Most of us have a connection with someone who has Alzheimer’s disease, whether it’s a family member, friend, or other acquaintance. Regardless of the circumstance, Alzheimer’s is a devastating disease that affects six million Americans and 33 million people globally.
While there’s no cure for Alzheimer’s, our understanding of the disease process continues to grow. For instance, there’s an intricate relationship between nutrition and brain health. Nutrient deficiencies can play a significant role in the risk and progression of Alzheimer’s.
In fact, emerging research indicates that there are at least five nutrients that are often lower in the brains of those experiencing it. Understanding these nutritional factors is critical in the quest to reduce our global burden of Alzheimer’s and improve the quality of life for those facing it.
Research Found These 5 Nutrients Are Often Depleted in Those With Alzheimer’s
A new study published in the Journal of Alzheimer’s Disease has found a nutritional commonality among individuals suffering from Alzheimer’s that may help us better prevent and manage the disease.
The study was conducted by researchers from Virginia Tech Carilion School of Medicine in conjunction with eye health supplement company ZeaVision.
In the study, the researchers examined the brains of 31 donors of an average age of 75 years. They compared a variety of micronutrients present in the brains of those who died with Alzheimer’s against those who didn’t.
Those with Alzheimer’s had around half the amount of five nutrients as the healthier brains:
- Lycopene, which helps protect your cells from damage
- Retinol, a form of vitamin A which helps promote night vision, healthy skin, and immune function
- Vitamin E, which supports immune function and helps prevent blood clots
- Lutein and Zeaxanthin, which protect the tissues in your eyes from the sun
All of these are micronutrients, which means they are only required in small amounts in the body to do their job supporting your health (compared to the macronutrients, protein, fat, and carbohydrates, which are needed in larger amounts).
Something else they all have in common is that they’re antioxidants. These are predominantly plant-derived compounds that help protect your cells from oxidative stress and damage that otherwise promotes disease. They also help reduce harmful levels of inflammation.
Research continues to be done on the association between Alzheimer’s disease and nutrition. It’s thought that the buildup of specific proteins (called tau tangles and amyloid plaque) is behind Alzheimer’s, which occurs when the brain can no longer remove these wastes properly. While there are many factors involved in how the disease progresses, inflammation, oxidative damage, and mitochondrial dysfunction are most likely.
As such, science suggests there’s a significant inflammatory component and that antioxidants can play a key role in inhibiting certain aspects of its progression. A lack of antioxidants in the body means the brain isn’t nearly as well protected.
30 Ways To Add More Brain-Supporting Nutrients to Your Diet
Practicing good nutrition is a critical habit for the long-term health of your brain. Ensuring a regular supply of antioxidants is key for managing inflammation and oxidative stress.
So you might be wondering, how can I make sure I’m getting enough? Below are 30 foods that are packed with vitamins, minerals, and antioxidants that help support brain health (and overall wellness). Aim to incorporate these types of foods into your diet pattern on a regular basis:
- Fatty fish
- Blood oranges
- Sweet potatoes
- Bell peppers
- Chia seeds
Overall, the best way to ensure that your brain is getting the nutrition it needs is to eat a diet that consists of a wide variety of healthy foods. The more natural color, the better.

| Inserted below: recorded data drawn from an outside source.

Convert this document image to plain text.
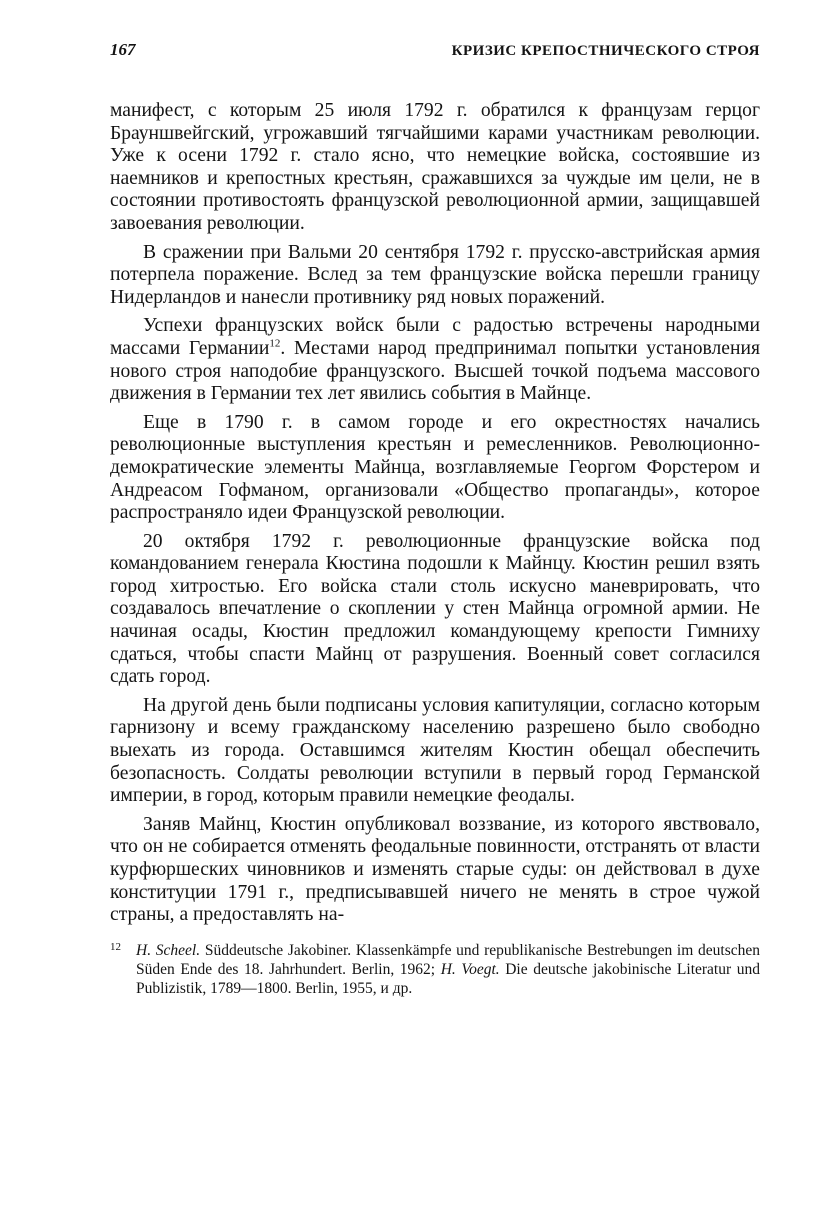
167	КРИЗИС КРЕПОСТНИЧЕСКОГО СТРОЯ

манифест, с которым 25 июля 1792 г. обратился к французам герцог Брауншвейгский, угрожавший тягчайшими карами участникам революции. Уже к осени 1792 г. стало ясно, что немецкие войска, состоявшие из наемников и крепостных крестьян, сражавшихся за чуждые им цели, не в состоянии противостоять французской революционной армии, защищавшей завоевания революции.

В сражении при Вальми 20 сентября 1792 г. прусско-австрийская армия потерпела поражение. Вслед за тем французские войска перешли границу Нидерландов и нанесли противнику ряд новых поражений.

Успехи французских войск были с радостью встречены народными массами Германии$^{12}$. Местами народ предпринимал попытки установления нового строя наподобие французского. Высшей точкой подъема массового движения в Германии тех лет явились события в Майнце.

Еще в 1790 г. в самом городе и его окрестностях начались революционные выступления крестьян и ремесленников. Революционно-демократические элементы Майнца, возглавляемые Георгом Форстером и Андреасом Гофманом, организовали «Общество пропаганды», которое распространяло идеи Французской революции.

20 октября 1792 г. революционные французские войска под командованием генерала Кюстина подошли к Майнцу. Кюстин решил взять город хитростью. Его войска стали столь искусно маневрировать, что создавалось впечатление о скоплении у стен Майнца огромной армии. Не начиная осады, Кюстин предложил командующему крепости Гимниху сдаться, чтобы спасти Майнц от разрушения. Военный совет согласился сдать город.

На другой день были подписаны условия капитуляции, согласно которым гарнизону и всему гражданскому населению разрешено было свободно выехать из города. Оставшимся жителям Кюстин обещал обеспечить безопасность. Солдаты революции вступили в первый город Германской империи, в город, которым правили немецкие феодалы.

Заняв Майнц, Кюстин опубликовал воззвание, из которого явствовало, что он не собирается отменять феодальные повинности, отстранять от власти курфюршеских чиновников и изменять старые суды: он действовал в духе конституции 1791 г., предписывавшей ничего не менять в строе чужой страны, а предоставлять на-

12 H. Scheel. Süddeutsche Jakobiner. Klassenkämpfe und republikanische Bestrebungen im deutschen Süden Ende des 18. Jahrhundert. Berlin, 1962; H. Voegt. Die deutsche jakobinische Literatur und Publizistik, 1789—1800. Berlin, 1955, и др.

Prioritize minimally processed plant foods, including colorful fruits and vegetables, legumes (beans, peas, lentils), nuts, seeds, and whole grains. Minimize ultra-processed convenience foods that are high in added sugar, saturated fat, and sodium, which make up the majority of the standard Western diet pattern.
To this point, research supports a diet pattern based on a combination of the DASH Diet (Dietary Approaches to Stop Hypertension) and Mediterranean Diet, particularly one called the MIND Diet (which stands for Mediterranean-DASH Intervention for Neurodegenerative Delay).

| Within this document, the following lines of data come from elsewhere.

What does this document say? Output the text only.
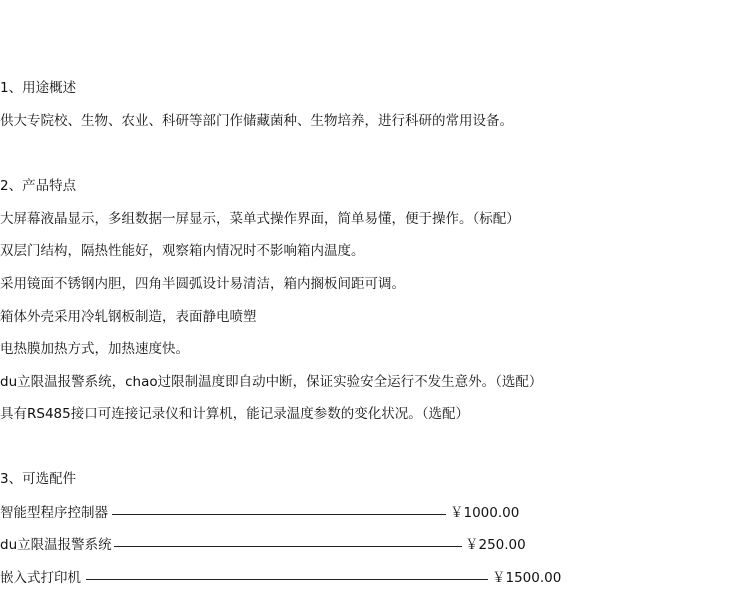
1、用途概述
供大专院校、生物、农业、科研等部门作储藏菌种、生物培养，进行科研的常用设备。
2、产品特点
大屏幕液晶显示，多组数据一屏显示，菜单式操作界面，简单易懂，便于操作。（标配）
双层门结构，隔热性能好，观察箱内情况时不影响箱内温度。
采用镜面不锈钢内胆，四角半圆弧设计易清洁，箱内搁板间距可调。
箱体外壳采用冷轧钢板制造，表面静电喷塑
电热膜加热方式，加热速度快。
du立限温报警系统，chao过限制温度即自动中断，保证实验安全运行不发生意外。（选配）
具有RS485接口可连接记录仪和计算机，能记录温度参数的变化状况。（选配）
3、可选配件
智能型程序控制器	￥1000.00
du立限温报警系统	￥250.00
嵌入式打印机	￥1500.00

The MIND Diet emphasizes plant foods like leafy greens, berries, whole grains, beans, olive oil, and nuts, but also allows for fatty fish and poultry 1-2 times per week should you choose to consume them. Studies have found that this way of eating is likely to help promote cognitive resilience among the elderly.
Alternatively, the Western diet pattern (think sugary soda, ultra-processed red meats, and fast food items) is considered to be a likely trigger for the progression of Alzheimer’s. Hence, this is why you don’t see any of these types of foods on the list above.
Give Your Brain Health a Boost
Most of us have at least a few opportunities each day to either promote or negate the health of our brains through our food choices. Whether you have a family history of Alzheimer’s or not, prioritizing your nutrition is essential for your long-term health.
Start by reflecting on your typical dietary choices and identifying where improvements could be made. Where can you add more minimally processed plant foods, like fruits and veggies, into your routine? It’s never too late to boost your intake of vitamins, minerals, and antioxidants from healthy foods and help protect your brain. It may just help you prevent neurodegenerative diseases like Alzheimer’s.